Для обрубки тонких ветвей, заточки небольших колышков, строгания дерева, вырезания мелких предметов (ложек, сосудов) люди с позднего палеолита использовали каменные пластинки и отщепы из кремня и аналогичных горных пород. О полезности этих небольших орудий вы можете составить некоторое представление по следующему опыту. Инструментом, состоящим из нескольких пластинок, вложенных ступенчато друг за другом в деревянный держак, экспериментатор отрезал легко, двумя-тремя взмахами ивовые и березовые ветви диаметром восемь миллиметров. В час он отрезал 1300 веток. Односторонним каменным ножом-пластинкой с прямым лезвием он действовал еще быстрее, потому что для срезки полусантиметровой или сантиметровой ветки ему достаточно было сделать одно, реже — два движения. А вот нож с выпуклым острием себя не оправдал. Тонкие ветки он скорее ломал, а ветки диаметром более полусантиметра не брал.
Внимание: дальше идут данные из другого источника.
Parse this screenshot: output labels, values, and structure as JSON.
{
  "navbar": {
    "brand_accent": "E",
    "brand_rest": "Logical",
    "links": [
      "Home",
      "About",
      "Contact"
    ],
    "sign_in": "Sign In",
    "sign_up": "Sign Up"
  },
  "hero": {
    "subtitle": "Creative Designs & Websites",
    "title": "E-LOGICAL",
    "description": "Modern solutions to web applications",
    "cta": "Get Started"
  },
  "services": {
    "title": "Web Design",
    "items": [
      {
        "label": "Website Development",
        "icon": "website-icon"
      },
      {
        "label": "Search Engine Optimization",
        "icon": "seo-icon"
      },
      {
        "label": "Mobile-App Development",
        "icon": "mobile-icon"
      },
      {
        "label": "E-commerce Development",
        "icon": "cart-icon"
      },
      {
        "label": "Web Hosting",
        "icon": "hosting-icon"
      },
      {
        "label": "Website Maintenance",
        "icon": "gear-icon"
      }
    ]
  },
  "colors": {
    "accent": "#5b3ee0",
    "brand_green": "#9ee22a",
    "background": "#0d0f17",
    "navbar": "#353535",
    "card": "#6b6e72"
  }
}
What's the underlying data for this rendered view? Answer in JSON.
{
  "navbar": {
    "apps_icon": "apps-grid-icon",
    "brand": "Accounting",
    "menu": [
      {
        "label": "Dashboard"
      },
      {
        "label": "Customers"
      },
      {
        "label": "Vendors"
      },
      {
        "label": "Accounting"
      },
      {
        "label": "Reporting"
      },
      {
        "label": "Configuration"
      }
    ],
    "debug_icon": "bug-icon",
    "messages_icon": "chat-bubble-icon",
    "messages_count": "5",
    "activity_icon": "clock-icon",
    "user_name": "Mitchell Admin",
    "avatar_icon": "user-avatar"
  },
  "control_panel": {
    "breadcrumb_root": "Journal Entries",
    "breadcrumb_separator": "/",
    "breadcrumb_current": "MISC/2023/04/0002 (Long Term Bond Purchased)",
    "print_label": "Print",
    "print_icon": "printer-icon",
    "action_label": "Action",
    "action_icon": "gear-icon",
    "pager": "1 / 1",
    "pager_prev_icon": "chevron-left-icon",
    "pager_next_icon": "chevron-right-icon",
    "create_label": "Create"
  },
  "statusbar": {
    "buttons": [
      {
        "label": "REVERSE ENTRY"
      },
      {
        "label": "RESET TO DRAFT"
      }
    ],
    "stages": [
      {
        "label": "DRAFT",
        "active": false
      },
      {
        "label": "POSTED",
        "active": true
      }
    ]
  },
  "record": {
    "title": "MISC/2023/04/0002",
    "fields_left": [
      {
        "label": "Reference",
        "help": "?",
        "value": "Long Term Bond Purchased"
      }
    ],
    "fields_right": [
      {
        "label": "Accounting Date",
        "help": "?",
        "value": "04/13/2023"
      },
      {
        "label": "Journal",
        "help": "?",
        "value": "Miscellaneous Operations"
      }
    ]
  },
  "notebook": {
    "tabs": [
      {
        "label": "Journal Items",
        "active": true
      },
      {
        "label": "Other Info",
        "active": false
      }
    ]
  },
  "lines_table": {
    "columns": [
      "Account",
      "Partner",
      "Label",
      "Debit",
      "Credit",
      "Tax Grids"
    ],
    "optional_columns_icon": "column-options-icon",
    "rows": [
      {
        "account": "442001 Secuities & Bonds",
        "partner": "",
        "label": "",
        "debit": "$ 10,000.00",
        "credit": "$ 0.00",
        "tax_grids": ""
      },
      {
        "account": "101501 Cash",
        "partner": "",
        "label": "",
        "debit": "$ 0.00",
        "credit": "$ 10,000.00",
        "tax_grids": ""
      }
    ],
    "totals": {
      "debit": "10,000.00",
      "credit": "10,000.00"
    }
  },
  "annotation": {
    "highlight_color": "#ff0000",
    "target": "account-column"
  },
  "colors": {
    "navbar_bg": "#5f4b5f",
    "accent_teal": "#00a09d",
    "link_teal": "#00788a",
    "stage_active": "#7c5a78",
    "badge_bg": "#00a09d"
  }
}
Первенство, завоеванное ручным рубилом в соревновании со своим булыжниковым «коллегой» — чоппером, удерживалось им вплоть до неолита. Земледельцы должны были рубить деревья в несравненно большем объеме (выжигание леса, строительство деревянных домов), и поэтому они изобретали более совершенные орудия. Они изготовляли их шлифовкой, а некоторые и сверлением преимущественно метаморфических горных пород. Готовые топоры насаживали на деревянные топорища. Знаете, чем завершилось их соперничество с ручным рубилом? Уважение к древнему орудию, которое сопровождало человека сотни тысячелетий, заставляет нас с содроганием выдать эту тайну. Впрочем, ничего не поделаешь, тем более что ваше любопытство уже так подогрето: молодая ольха диаметром 10 см пала под ударами кремневого ручного рубила за 10 минут, тогда как неолитический нефритовый топор расправился с ней за одну минуту.

Соревнование, однако, на этом не окончилось. Полукилограммовым медным топором (медь означала наступление века металлов) экспериментатор срубал сосну диаметром четверть метра за 5–6 минут. Топором из зеленого сланца ту же операцию он заканчивал через 15 минут. В последующих экспериментах сравнивалась продуктивность каменного, медного и стального топоров. Она была в 2–3 раза выше у медного в сравнении с каменным и в 1,5–2 раза выше у стального в сравнении с медным.

Появление металлических орудий означало не только ускорение производственной деятельности, но и одновременно повышение ее качества. Ведь лезвие каменного инструмента должно было быть довольно массивным, учитывая свойства камня (иначе оно легко бы повреждалось), а это приводило к необходимости наносить удары по стволу нискось (лезвие образовывало со стволом угол приблизительно в 40 градусов), чтобы лезвие вообще проникало в древесину. По существу таким образом ствол перерубался, по форме напоминая заточенный ножом карандаш (часть ствола при этом практически уничтожается). Подобным образом поступают бобры. Более тонкие лезвия металлических инструментов, наоборот, позволяли врубаться в дерево и при углах, близких к 90 градусов.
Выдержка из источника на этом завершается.